General Thoracic Surgery

Expression of dual-specificity tyrosine-(Y)-phosphorylation–regulated kinase 2 (DYRK2) can be a favorable prognostic marker in pulmonary adenocarcinoma

Department of Surgery II, Faculty of Medicine, Oita University, Oita, Japan

Received for publication May 1, 2009; revisions received July 16, 2009; accepted for publication August 7, 2009.

^_* Address for reprints: Shin-ichi Yamashita, Department of Surgery II, Faculty of Medicine, Oita University, 1-1 Idaigaoka, Hasama, Yufu, Oita, 879-5593, Japan. (Email: yamashi1{at}med.oita-u.ac.jp).
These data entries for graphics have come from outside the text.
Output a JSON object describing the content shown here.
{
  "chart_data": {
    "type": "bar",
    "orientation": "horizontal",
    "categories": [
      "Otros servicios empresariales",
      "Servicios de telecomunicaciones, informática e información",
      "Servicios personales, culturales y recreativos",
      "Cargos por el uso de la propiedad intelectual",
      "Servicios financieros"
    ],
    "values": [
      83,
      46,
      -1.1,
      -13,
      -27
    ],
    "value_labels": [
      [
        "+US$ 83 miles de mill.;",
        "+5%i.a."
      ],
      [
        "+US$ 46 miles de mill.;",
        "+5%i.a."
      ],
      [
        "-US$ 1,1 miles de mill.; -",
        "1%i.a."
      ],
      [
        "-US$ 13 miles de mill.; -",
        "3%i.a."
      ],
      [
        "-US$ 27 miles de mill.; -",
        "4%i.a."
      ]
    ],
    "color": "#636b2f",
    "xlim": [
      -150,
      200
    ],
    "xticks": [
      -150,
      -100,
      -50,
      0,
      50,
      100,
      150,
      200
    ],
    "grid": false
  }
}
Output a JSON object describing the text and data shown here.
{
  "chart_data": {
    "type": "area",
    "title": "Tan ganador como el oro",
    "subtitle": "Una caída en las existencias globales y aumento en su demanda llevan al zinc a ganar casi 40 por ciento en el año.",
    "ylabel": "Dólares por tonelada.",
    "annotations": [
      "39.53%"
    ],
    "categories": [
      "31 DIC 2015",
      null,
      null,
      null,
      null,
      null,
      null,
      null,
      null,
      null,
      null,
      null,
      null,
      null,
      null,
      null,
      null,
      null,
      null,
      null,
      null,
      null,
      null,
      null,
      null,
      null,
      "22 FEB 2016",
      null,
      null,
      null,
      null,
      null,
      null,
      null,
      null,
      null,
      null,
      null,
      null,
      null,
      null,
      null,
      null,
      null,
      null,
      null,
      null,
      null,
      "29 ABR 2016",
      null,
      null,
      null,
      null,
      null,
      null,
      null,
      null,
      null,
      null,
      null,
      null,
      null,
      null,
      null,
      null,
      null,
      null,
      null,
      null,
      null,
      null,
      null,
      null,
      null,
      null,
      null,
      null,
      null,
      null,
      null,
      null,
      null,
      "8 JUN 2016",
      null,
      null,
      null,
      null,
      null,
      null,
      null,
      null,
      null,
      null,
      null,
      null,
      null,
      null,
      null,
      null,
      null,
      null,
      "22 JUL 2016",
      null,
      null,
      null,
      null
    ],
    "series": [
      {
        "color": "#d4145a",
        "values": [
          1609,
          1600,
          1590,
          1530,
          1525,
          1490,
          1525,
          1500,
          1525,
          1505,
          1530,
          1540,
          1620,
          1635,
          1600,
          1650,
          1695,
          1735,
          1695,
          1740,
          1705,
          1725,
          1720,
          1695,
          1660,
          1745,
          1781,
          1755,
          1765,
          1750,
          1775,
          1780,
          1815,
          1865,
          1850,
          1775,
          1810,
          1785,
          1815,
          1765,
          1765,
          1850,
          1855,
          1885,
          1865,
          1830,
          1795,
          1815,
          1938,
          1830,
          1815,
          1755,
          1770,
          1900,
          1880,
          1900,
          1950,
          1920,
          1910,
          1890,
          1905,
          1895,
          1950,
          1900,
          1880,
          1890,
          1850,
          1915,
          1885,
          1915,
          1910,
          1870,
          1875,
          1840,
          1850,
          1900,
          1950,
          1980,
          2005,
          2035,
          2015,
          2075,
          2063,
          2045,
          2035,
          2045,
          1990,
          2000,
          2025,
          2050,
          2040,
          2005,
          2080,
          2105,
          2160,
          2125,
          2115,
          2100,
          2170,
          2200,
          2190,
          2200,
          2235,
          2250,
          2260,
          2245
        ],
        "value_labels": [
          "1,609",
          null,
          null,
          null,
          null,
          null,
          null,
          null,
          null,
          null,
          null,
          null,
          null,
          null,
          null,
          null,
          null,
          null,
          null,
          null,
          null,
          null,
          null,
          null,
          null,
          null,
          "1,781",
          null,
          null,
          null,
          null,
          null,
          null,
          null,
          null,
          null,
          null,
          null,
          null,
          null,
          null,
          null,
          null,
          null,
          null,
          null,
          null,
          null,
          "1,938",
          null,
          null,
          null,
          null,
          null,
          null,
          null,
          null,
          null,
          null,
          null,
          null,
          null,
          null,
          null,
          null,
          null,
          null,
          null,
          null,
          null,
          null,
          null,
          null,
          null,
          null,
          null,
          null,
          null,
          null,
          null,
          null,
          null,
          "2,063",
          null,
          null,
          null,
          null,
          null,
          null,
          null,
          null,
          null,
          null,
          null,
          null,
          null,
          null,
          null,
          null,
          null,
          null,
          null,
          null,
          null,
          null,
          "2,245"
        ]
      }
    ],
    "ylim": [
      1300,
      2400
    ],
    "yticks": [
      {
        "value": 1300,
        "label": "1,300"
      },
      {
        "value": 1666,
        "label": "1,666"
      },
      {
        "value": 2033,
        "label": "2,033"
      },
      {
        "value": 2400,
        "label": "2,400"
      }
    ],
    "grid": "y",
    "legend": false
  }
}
Objectives: We investigated the possibility of DYRK2, a dual-specificity tyrosine-(Y)-phosphorylation–regulated kinase gene, to predict survival for patients with pulmonary adenocarcinoma.
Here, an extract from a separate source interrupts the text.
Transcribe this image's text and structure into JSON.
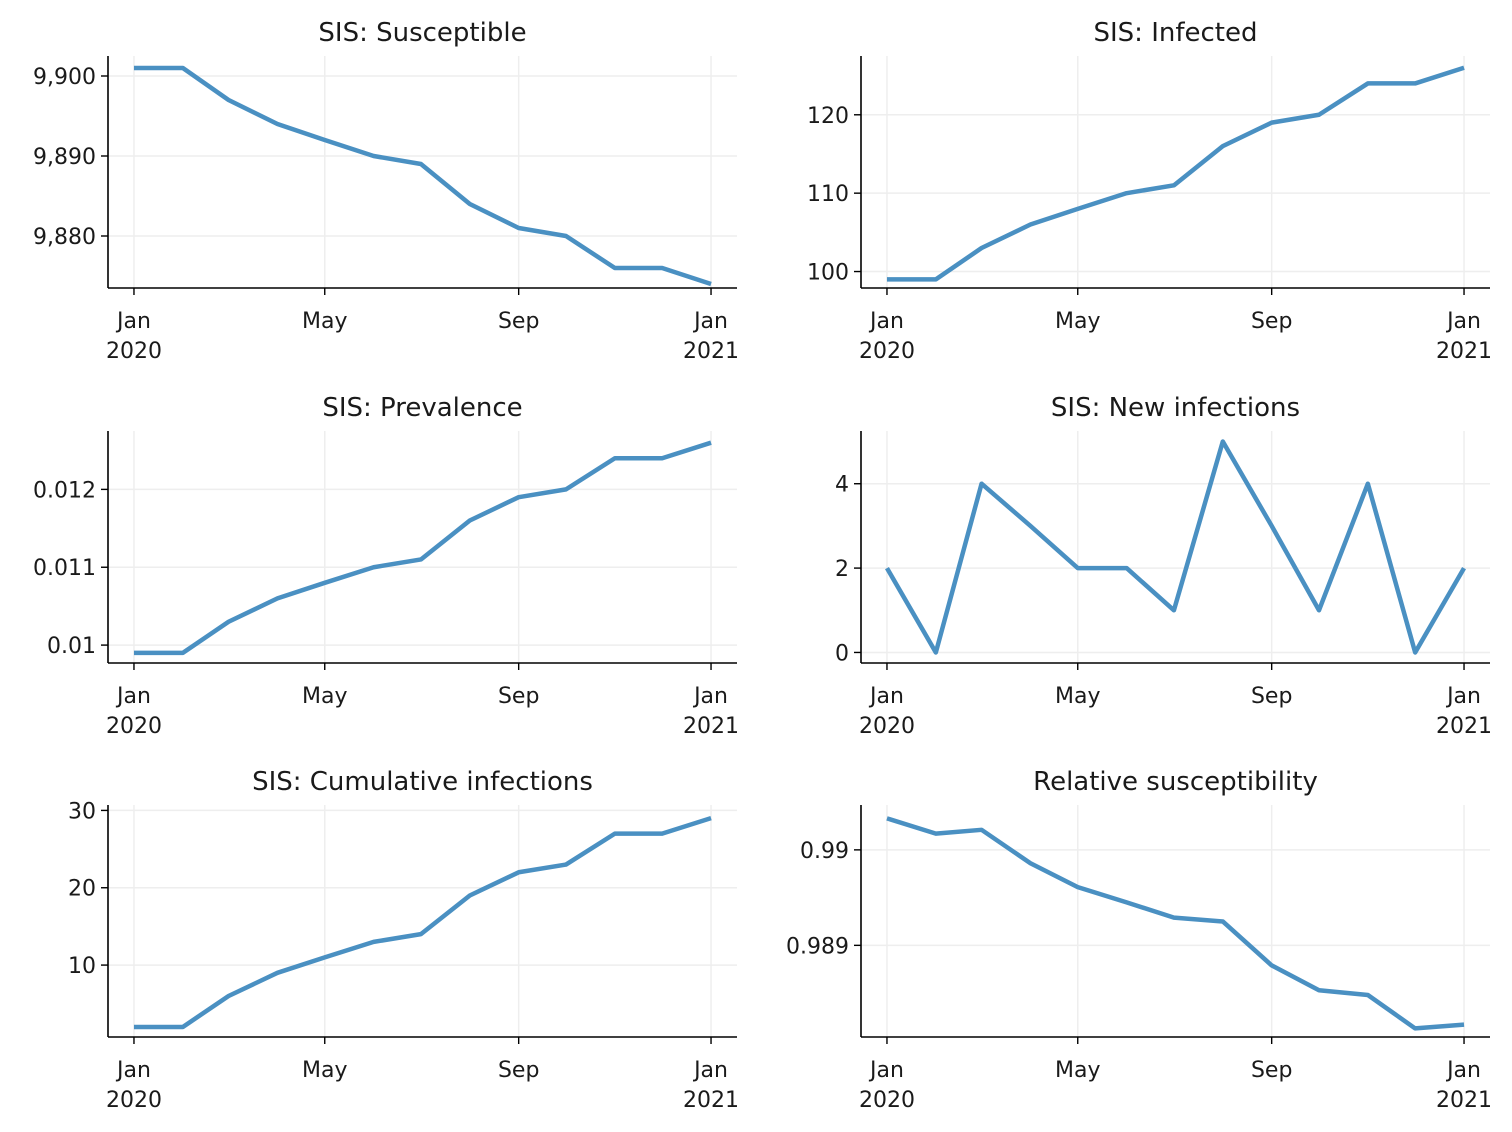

Patients and Methods: One hundred forty-four patients with pulmonary adenocarcinoma underwent surgery in our institute from 2000 to 2008. We used immunohistochemical analysis and real-time reverse-transcriptase polymerase chain reaction to determine the expression of DYRK2 and compared this with the clinicopathologic factors and survival.
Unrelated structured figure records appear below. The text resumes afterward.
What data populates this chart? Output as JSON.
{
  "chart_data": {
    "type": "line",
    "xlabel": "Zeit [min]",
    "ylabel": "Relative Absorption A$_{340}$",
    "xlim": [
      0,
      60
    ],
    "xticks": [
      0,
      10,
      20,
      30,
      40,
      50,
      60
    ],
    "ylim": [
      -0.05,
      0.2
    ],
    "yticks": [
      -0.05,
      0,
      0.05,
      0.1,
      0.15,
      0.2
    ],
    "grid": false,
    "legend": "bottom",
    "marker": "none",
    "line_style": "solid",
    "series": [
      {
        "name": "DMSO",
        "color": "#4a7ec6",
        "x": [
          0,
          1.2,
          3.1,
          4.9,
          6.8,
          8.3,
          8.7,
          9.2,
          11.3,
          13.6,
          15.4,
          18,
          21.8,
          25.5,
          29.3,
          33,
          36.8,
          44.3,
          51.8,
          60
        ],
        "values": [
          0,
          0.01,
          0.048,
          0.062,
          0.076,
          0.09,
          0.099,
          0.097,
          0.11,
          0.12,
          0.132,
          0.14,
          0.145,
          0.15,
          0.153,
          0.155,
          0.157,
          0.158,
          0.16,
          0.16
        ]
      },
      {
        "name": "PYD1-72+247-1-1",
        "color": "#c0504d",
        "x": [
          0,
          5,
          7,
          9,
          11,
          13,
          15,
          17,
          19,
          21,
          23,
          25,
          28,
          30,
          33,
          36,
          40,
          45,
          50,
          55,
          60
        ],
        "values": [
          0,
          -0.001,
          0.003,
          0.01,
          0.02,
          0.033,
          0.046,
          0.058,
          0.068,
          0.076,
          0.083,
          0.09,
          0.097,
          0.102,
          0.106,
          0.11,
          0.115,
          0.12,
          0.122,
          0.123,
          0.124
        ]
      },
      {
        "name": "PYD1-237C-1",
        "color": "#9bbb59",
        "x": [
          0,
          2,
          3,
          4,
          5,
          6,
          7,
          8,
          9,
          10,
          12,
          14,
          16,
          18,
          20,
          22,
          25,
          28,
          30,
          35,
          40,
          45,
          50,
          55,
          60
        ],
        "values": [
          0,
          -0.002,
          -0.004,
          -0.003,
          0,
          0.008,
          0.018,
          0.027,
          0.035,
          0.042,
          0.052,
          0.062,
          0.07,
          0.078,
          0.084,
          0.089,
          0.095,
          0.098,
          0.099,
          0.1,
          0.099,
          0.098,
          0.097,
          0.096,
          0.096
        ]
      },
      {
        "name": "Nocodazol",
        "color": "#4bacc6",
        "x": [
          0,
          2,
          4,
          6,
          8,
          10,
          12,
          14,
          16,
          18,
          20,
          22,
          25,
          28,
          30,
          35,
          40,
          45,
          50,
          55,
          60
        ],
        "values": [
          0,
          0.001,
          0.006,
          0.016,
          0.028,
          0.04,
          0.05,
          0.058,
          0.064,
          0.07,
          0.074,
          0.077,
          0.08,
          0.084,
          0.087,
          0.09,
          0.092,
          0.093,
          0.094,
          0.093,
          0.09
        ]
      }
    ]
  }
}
Results: We found no correlation between DYRK2 expression by immunohistochemical and clinicopathologic factors; however, a negative nodal status and negative lymphatic invasion were significantly associated with DYRK2 expression by reverse-transcriptase polymerase chain reaction. Five-year disease-free survival in the DYRK2-positive group (75.4%) was significantly different from that in the negative group (55.4%; P = .03) by immunohistochemical analysis. The 5-year overall survival of 89.2% in the DYRK2-positive group was better than the 66.3% survival of the DYRK2-negative group (P = .01). Quantitative real-time reverse-transcriptase polymerase chain reaction analyses showed a significant difference between positive and negative expressions for disease-free survival (P = .003) and overall survival (P = .007). In multivariate Cox regression analysis, negative DYRK2 protein and messenger RNA expression showed a worse prognostic value of survival (hazard ratio [HR] = 4.7, 95% confidence intervals [CI] = 1.5–14.5, P=.007; HR = 2.5, 95% CI = 1.1–6.1, P = .04, respectively). When we analyzed adenocarcinoma cases except for bronchioloalveolar carcinoma, we found a close correlation between DYRK2 expression by immunohistochemical analysis and nodal status (P = .03). Furthermore, disease-free survivals between positive and negative groups of DYRK2 expression by immunohistochemistry (P = .03) and reverse-transcriptase polymerase chain reaction (P = .02) without bronchioloalveolar carcinoma were significantly different. Overall survivals in both groups showed significant differences by immunohistochemistry (P = .02) but not by reverse-transcriptase polymerase chain reaction (P = .08).

Conclusions: These data showed that DYRK2 expression is associated with a favorable prognosis.